After an interval of silence, At Naudé said that even if somebody were to lend the schoolmaster a fiver – which, in his own opinion, did not seem very likely – it would still not help him with the spelling of that word. Because it was the genuine banknote that had the spelling wrong – spelling it the old way. Only the counterfeit note had the correct new spelling.

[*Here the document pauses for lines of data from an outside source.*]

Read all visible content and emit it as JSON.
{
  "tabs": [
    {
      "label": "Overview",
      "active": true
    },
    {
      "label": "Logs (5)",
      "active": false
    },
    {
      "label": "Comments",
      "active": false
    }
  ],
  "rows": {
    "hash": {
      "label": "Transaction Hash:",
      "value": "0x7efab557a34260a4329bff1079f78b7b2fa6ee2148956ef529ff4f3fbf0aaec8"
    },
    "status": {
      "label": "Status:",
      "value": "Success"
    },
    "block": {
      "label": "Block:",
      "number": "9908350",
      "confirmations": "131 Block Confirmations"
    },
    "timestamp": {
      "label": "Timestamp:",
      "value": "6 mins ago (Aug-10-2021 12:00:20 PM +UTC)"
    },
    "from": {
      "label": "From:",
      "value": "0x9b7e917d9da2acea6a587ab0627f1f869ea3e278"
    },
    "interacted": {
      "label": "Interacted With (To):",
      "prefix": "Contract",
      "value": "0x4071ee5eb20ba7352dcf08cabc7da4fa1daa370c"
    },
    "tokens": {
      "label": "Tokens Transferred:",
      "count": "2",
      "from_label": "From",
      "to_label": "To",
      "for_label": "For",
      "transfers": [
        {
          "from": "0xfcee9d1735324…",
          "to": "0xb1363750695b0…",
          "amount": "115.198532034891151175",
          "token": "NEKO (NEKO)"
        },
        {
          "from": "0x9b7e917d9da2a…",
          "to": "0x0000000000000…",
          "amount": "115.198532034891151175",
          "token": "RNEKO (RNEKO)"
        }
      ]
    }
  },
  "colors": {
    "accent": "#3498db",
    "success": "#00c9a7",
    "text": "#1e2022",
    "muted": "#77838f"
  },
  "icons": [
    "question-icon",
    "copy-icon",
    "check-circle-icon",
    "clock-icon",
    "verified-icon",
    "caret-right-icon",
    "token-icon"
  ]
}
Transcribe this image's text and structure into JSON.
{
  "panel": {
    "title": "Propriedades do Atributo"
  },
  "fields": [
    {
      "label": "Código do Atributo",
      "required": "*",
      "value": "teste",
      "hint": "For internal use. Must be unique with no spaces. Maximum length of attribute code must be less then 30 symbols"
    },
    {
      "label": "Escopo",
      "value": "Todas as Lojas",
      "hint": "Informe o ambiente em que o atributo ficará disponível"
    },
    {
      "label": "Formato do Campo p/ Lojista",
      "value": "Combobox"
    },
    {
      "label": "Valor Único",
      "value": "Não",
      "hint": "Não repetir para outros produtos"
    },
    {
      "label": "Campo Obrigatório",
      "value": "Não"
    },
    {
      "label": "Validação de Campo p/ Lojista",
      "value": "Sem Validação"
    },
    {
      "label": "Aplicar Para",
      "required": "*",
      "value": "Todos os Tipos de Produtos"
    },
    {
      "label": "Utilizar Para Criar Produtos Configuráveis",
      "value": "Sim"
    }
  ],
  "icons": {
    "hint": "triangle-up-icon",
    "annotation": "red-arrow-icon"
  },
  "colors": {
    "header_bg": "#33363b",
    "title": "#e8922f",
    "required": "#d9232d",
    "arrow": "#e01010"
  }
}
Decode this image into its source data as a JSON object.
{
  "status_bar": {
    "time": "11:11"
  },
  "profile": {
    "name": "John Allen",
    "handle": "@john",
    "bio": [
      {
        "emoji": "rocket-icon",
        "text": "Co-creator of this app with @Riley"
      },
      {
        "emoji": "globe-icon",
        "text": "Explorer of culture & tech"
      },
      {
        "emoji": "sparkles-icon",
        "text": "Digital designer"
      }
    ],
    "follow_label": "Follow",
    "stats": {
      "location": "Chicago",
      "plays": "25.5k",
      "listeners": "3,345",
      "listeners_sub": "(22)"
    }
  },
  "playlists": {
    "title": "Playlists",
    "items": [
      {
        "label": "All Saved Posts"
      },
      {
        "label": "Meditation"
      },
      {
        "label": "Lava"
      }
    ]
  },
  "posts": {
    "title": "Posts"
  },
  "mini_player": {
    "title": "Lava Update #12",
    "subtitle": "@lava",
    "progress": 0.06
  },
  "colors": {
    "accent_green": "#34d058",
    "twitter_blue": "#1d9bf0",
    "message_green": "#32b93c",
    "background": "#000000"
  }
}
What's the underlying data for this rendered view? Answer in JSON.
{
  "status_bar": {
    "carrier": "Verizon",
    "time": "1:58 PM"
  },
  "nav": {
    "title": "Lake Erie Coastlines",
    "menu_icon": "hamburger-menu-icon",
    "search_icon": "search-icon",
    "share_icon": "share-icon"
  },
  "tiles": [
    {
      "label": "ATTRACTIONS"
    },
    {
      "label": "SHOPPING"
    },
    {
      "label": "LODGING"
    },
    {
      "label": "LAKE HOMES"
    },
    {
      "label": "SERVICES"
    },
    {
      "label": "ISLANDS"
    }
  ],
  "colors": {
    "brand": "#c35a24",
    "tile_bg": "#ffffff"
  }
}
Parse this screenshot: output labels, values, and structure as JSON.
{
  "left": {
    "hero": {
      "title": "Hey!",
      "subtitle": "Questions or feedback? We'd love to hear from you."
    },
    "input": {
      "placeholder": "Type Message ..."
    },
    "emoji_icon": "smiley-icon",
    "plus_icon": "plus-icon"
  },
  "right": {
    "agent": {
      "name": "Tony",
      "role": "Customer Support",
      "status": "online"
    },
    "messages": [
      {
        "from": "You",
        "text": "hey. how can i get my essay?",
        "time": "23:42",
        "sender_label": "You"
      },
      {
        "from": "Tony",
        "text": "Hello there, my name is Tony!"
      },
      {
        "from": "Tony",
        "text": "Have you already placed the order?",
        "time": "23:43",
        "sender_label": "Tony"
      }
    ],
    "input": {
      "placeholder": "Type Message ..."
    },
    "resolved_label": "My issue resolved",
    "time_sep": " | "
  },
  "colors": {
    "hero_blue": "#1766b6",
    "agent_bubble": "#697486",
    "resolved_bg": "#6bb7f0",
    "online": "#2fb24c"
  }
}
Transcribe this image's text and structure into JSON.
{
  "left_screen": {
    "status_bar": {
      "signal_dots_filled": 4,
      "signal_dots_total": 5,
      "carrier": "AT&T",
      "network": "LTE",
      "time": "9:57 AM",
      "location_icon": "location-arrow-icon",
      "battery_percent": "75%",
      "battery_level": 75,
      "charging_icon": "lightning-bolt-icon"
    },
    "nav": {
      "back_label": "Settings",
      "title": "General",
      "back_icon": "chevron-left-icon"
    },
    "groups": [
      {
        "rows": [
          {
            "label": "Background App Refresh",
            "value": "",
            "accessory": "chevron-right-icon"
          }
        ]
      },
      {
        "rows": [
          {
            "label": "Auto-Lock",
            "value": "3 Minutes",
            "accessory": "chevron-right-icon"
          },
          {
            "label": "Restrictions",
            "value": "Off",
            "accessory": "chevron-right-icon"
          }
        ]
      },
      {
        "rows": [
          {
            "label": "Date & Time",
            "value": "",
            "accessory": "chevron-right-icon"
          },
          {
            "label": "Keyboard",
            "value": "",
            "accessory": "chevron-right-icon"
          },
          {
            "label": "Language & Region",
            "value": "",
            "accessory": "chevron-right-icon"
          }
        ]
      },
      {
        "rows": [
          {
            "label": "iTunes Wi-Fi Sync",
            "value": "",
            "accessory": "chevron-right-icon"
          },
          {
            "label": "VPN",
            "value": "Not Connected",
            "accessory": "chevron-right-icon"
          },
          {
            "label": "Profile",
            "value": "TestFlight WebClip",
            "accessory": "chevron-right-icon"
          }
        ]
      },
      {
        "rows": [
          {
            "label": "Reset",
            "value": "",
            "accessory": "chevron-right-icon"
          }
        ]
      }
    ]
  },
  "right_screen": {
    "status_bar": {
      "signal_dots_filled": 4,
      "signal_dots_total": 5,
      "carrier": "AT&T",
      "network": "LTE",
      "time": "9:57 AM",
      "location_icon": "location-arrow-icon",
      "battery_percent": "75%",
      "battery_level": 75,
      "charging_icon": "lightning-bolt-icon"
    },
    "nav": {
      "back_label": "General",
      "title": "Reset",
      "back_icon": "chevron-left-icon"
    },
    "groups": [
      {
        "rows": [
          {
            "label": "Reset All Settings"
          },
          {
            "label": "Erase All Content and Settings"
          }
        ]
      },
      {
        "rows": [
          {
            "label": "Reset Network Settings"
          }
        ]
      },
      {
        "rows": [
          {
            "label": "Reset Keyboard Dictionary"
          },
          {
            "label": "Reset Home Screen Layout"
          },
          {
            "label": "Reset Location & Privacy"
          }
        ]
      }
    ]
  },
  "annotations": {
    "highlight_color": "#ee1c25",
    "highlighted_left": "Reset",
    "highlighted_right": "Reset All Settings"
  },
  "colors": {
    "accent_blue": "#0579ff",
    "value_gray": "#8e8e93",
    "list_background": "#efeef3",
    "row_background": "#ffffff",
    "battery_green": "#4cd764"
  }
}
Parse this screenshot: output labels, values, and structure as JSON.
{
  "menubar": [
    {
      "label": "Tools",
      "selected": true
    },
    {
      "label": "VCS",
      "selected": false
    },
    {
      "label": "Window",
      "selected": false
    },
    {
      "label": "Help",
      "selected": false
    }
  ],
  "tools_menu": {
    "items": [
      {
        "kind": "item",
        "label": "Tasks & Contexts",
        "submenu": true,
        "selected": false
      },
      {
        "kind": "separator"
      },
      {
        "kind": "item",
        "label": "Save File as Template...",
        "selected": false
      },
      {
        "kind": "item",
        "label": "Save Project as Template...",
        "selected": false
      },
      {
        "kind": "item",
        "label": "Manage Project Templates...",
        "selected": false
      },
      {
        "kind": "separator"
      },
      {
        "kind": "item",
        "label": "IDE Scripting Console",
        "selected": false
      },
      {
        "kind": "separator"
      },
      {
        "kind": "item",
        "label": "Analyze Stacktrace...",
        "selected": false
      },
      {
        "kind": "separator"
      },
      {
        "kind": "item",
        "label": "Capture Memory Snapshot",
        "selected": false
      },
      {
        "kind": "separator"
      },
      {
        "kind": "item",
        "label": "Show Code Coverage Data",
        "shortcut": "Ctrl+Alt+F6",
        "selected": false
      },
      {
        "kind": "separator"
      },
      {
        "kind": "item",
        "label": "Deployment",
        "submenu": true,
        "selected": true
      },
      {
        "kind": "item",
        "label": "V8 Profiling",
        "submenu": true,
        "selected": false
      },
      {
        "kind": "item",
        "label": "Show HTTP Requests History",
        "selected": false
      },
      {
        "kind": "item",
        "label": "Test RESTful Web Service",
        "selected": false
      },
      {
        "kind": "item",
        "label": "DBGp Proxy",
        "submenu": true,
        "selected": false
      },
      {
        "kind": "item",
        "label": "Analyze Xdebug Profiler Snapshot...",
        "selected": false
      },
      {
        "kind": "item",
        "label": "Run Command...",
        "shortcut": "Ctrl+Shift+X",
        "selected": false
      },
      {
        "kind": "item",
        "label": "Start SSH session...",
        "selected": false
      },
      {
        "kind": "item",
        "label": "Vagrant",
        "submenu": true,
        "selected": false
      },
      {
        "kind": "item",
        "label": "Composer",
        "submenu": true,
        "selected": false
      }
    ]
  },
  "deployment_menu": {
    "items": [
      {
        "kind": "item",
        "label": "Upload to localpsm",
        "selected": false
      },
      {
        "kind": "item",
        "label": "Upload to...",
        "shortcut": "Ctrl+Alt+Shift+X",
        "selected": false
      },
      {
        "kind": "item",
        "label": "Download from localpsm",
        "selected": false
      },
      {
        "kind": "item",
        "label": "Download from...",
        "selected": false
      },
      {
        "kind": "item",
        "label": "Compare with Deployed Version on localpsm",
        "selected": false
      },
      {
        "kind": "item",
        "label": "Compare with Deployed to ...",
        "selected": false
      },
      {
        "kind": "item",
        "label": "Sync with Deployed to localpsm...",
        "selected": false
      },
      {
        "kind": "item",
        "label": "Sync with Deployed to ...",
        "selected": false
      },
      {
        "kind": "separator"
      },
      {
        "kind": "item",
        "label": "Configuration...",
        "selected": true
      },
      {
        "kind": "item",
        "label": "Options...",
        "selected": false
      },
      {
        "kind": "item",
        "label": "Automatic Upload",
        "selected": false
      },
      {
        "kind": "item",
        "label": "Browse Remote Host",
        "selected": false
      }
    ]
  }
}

“I mean, if somebody here were to lend you a fiver,” At Naudé said, trying to be funny again, since Chris Welman had started it, “I suppose it would be an honest fiver. I mean, I know that there are a lot of things that a Groot Marico cattle farmer will get up to – especially in a time of drought – but I don’t think that printing counterfeit banknotes at the back of a haystack is one of them.”
But Jurie Steyn said there was something
that got him beat, now. Calling it a counterfeit note, Jurie Steyn said, just because it had better printing and spelling than a genuine note. It was one of those things that just made his head reel, Jurie Steyn added. No wonder a person sometimes felt in the world that he didn’t know where he was. That was one of those things that made him feel, sometimes, that the Government was going too far. It was setting a pace that the ordinary citizen couldn’t catch up with, quite.
“Saying that just because it’s better than a real note,” Jurie Steyn continued, “then for that reason it’s no good. That’s got me floored, all right.”
A situation like that opened up possibilities on which he, personally, would rather not dwell, Jurie Steyn went on.
“By and by it will mean that if a respectably dressed stranger comes here to my post office, driving an expensive motor-car,” Jurie Steyn said, “and he hands me a banknote that I can see nothing wrong with, except that it looks properly printed, then it means I’ll have to notify the police at Nietverdiend. But if a Mshangaan in a blanket comes round here and he doesn’t buy stamps, even, but he just wants change for a five-pound note, then I’ll know it’s all right, because the banknote has got bad spelling and the lion on the back is rubbed out in places, through the pipe in his mouth having been drawn wrong the first time.”
Oupa Bekker nodded his head up and down, thoughtfully, a few times.
Yes, there were certain matters relative to currency as passed from person to person that did not always admit of facile comprehension, he said.